During the process of selecting the best models, we sometimes compare models that used the validation data to tune hyperparameters with models that did not use the validation dataset to tune hyperparameters. So, if we used three partitions in some cases and two partitions in other cases, we would compare models where the validation set introduced overfitting with models where that did not happen. To avoid this, it is simpler to use a test set to evaluate all models.
The test set is generally well curated. It contains carefully sampled data that reflects the distribution of various classes that the model would face, when used in the real world.
Use of the test set is the best practice for classic hold-out model evaluation
Because of the above reasons, best practice is to use test set for final model evaluation. Some practitioners use the validation set as the test set but it is not good practice. Using the test partition as the basis of final comparison across all models provides the best, most conservative basis of comparison. Use of Test dataset is the gold standard used to evaluate the model. It is only used once a model is completely trained by using the train and validation sets.
The test set is used to assess the generalization error of the final chosen model when applied to new "unseen" data. Ideally, the test set should be kept in a "vault," and be brought out only at the end of the data analysis. In no way, is the test set used to refine the model parameters or the hyperparameters.
The test set is generally what is used to evaluate competing fully trained models.
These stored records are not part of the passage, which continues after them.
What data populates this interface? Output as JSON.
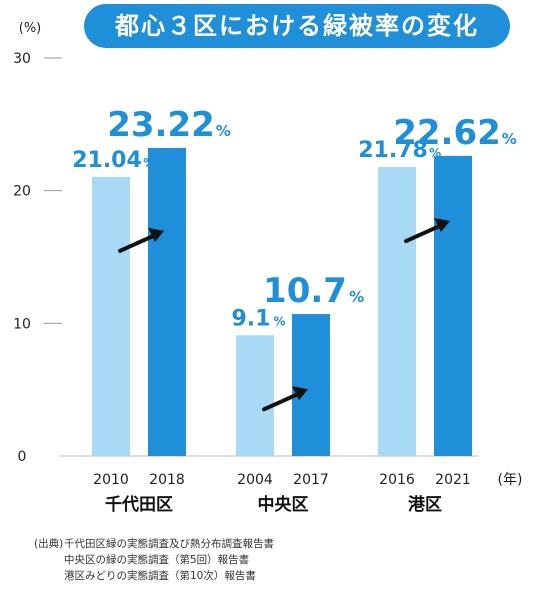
{
  "chart_data": {
    "type": "bar",
    "title": "都心３区における緑被率の変化",
    "ylabel": "(%)",
    "xunit": "(年)",
    "ylim": [
      0,
      30
    ],
    "yticks": [
      "0",
      "10",
      "20",
      "30"
    ],
    "groups": [
      {
        "name": "千代田区",
        "bars": [
          {
            "year": "2010",
            "value": 21.04,
            "label": "21.04",
            "color": "#a8daf5"
          },
          {
            "year": "2018",
            "value": 23.22,
            "label": "23.22",
            "color": "#1e8fd8"
          }
        ]
      },
      {
        "name": "中央区",
        "bars": [
          {
            "year": "2004",
            "value": 9.1,
            "label": "9.1",
            "color": "#a8daf5"
          },
          {
            "year": "2017",
            "value": 10.7,
            "label": "10.7",
            "color": "#1e8fd8"
          }
        ]
      },
      {
        "name": "港区",
        "bars": [
          {
            "year": "2016",
            "value": 21.78,
            "label": "21.78",
            "color": "#a8daf5"
          },
          {
            "year": "2021",
            "value": 22.62,
            "label": "22.62",
            "color": "#1e8fd8"
          }
        ]
      }
    ],
    "value_suffix": "%",
    "label_color": "#1e8fd8"
  },
  "source": {
    "label": "(出典)",
    "lines": [
      "千代田区緑の実態調査及び熱分布調査報告書",
      "中央区の緑の実態調査（第5回）報告書",
      "港区みどりの実態調査（第10次）報告書"
    ]
  }
}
For example, in many Kaggle competitions, the validation set is released initially along with the training set. But the test set is only released when the competition is about to close. The winner is chosen based on how well the model performs on the Test set.
Use of the model on production data
The final step is application of the finished model to predict outcome values for instances that have known input values but no known output values. At the time of model application, the analyst does not know exactly how well the model is performing, but the analyst has an informed estimate of how well it will do. Later as the actual outcome values are discovered, they can be compared to the predicted outcome values to see how well the model did.